By Tim Hayes www.timhayesconsulting.com www.totalprotraining.com
Certain occurrences just happen in nature. You can’t do much about them, they simply recur with no plausible explanation. There’s not much else to say.
Each March 19th, the swallows return to Capistrano.
Every 75 years, Halley’s Comet streaks across the night sky.
And in the first week of June, it will rain buckets on the outdoor Three Rivers Arts Festival in Pittsburgh.
Hundreds of artists come to the Downtown area to carefully display their paintings, sculptures, and other works of art that they have so painstakingly and lovingly created. Row after row of kiosks over acres and acres of parks and mid-town plazas host these wonderful pieces, on display to be enjoyed and sold. Three different stages serve as hosts to various live performing acts, all available to be enjoyed for free. Scores of outdoor carts and mobile food stands serve up hot dogs, sausage sandwiches, ice cream, and more tasty treats than you can imagine. The very popular event draws tens of thousands of visitors each year.

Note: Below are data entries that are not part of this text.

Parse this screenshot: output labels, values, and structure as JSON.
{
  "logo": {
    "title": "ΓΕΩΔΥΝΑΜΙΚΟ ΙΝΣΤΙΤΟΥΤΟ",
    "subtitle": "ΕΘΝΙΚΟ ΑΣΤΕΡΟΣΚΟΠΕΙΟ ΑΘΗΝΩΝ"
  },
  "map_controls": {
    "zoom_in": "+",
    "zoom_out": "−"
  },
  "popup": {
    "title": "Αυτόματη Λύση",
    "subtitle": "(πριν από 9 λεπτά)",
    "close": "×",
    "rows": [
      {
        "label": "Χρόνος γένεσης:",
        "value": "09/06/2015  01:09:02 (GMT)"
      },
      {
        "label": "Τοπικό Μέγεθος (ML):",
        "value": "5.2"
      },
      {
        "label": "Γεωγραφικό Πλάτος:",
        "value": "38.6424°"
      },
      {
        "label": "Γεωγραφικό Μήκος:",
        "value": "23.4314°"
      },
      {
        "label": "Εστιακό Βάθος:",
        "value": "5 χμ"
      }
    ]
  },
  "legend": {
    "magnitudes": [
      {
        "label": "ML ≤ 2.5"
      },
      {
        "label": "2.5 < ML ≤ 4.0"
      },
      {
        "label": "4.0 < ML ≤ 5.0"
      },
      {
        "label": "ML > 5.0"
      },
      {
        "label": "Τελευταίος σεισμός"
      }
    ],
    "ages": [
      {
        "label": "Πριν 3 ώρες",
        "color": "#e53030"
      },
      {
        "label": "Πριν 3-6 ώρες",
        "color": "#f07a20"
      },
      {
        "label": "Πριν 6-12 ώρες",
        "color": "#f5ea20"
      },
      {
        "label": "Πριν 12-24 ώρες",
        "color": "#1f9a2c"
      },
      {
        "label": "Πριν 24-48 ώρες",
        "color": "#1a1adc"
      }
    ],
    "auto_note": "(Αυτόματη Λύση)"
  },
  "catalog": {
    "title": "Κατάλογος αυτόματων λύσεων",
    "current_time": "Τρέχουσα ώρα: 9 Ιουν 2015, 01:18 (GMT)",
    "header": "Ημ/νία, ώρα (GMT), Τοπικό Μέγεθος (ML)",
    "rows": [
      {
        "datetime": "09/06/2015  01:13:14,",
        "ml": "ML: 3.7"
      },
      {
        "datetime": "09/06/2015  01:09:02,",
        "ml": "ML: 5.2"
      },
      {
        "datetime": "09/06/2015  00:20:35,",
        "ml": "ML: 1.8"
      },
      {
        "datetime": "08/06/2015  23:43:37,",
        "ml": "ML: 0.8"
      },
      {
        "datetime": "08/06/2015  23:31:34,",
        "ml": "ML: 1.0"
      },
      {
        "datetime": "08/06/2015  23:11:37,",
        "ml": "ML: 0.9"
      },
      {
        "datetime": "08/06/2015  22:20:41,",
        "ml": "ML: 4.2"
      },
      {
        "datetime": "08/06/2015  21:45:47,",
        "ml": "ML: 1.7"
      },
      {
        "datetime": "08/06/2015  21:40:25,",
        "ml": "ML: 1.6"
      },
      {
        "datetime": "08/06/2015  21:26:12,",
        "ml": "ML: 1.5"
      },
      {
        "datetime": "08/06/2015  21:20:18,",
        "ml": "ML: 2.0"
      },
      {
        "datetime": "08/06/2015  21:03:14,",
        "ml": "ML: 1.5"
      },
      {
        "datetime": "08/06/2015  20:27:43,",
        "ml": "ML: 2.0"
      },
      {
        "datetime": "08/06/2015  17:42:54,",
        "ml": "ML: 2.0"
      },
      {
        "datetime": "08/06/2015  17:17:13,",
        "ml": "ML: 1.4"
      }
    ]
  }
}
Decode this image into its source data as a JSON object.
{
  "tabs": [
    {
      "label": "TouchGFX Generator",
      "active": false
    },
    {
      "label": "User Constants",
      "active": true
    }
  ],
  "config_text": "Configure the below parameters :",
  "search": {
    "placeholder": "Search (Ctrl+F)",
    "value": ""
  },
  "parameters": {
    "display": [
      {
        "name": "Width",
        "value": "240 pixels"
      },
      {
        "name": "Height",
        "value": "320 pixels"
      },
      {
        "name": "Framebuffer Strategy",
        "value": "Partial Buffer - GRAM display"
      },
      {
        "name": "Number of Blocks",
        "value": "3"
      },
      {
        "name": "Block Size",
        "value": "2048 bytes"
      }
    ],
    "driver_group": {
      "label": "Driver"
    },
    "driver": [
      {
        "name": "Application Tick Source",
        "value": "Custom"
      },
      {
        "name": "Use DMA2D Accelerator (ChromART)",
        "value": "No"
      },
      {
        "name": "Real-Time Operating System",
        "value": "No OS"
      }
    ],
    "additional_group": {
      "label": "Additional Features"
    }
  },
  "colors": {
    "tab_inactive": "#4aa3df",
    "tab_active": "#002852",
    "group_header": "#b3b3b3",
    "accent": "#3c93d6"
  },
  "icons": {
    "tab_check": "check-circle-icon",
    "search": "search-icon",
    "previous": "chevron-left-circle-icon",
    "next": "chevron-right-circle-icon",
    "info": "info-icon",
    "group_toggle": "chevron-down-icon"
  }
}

This requires months of preparation, scheduling, assigning of designated spaces, coordination with police and security, street closings and bus rerouting. It’s one of the biggest outdoor events all year around here.
And it never – ever – fails to rain. I don’t mean a light, refreshing early-summer shower. I mean black boiling thunderclouds ominously and quickly rolling in, raining in torrents, lashing high winds, water coming at you sideways, punishing cloudbursts like you’d read about in the Old Testament. For every annual Three Rivers Arts Festival. For as long as anybody living here can remember. It’s actually become a running joke.
The waterlogged event has been that way for so long that, during the summer of 1981 when I was a city desk intern reporter at The Pittsburgh Press, my fellow college interns and I reported for our first day in the newsroom as the Three Rivers Arts Festival opened.
Eager to please as we all were, no one volunteered to take that assignment because we knew that whoever ventured outside that day was gonna get absolutely drenched. This already had become common knowledge back then, and it’s only been validated every year since.
You know, thinking about it a little more, maybe all the rain actually served as the inspiration for the festival’s name. Maybe the precipitation that blasts in during this event is the equivalent of the water volume of the actual three rivers around which Pittsburgh was settled. Just a thought.
I’d feel bad for the organizers of this event, if it weren’t for the fact that they have got to know that this lousy, violent weather is coming during the first week of June. Every year, for Pete’s sake. It’s not like we don’t have a running record to make the case.
It can be easy to get stuck in a rut, expecting a different result without making any changes in what’s been done before. You never try a new restaurant, because you found one you really like. You don’t take a dancing class or start yoga, because you’ve always felt funny moving around in front of other people. You wait to be told what to do at work, because it’s just easier to react than to act.
But in avoiding these small steps outside of your comfort zone, think of the opportunities for personal growth, satisfaction, and enjoyment you’re missing. Bucking tradition is okay. In some cases, it may actually be the smartest thing of all.
Just ask the thousands of drowned patrons at the Three Rivers Arts Festival this afternoon.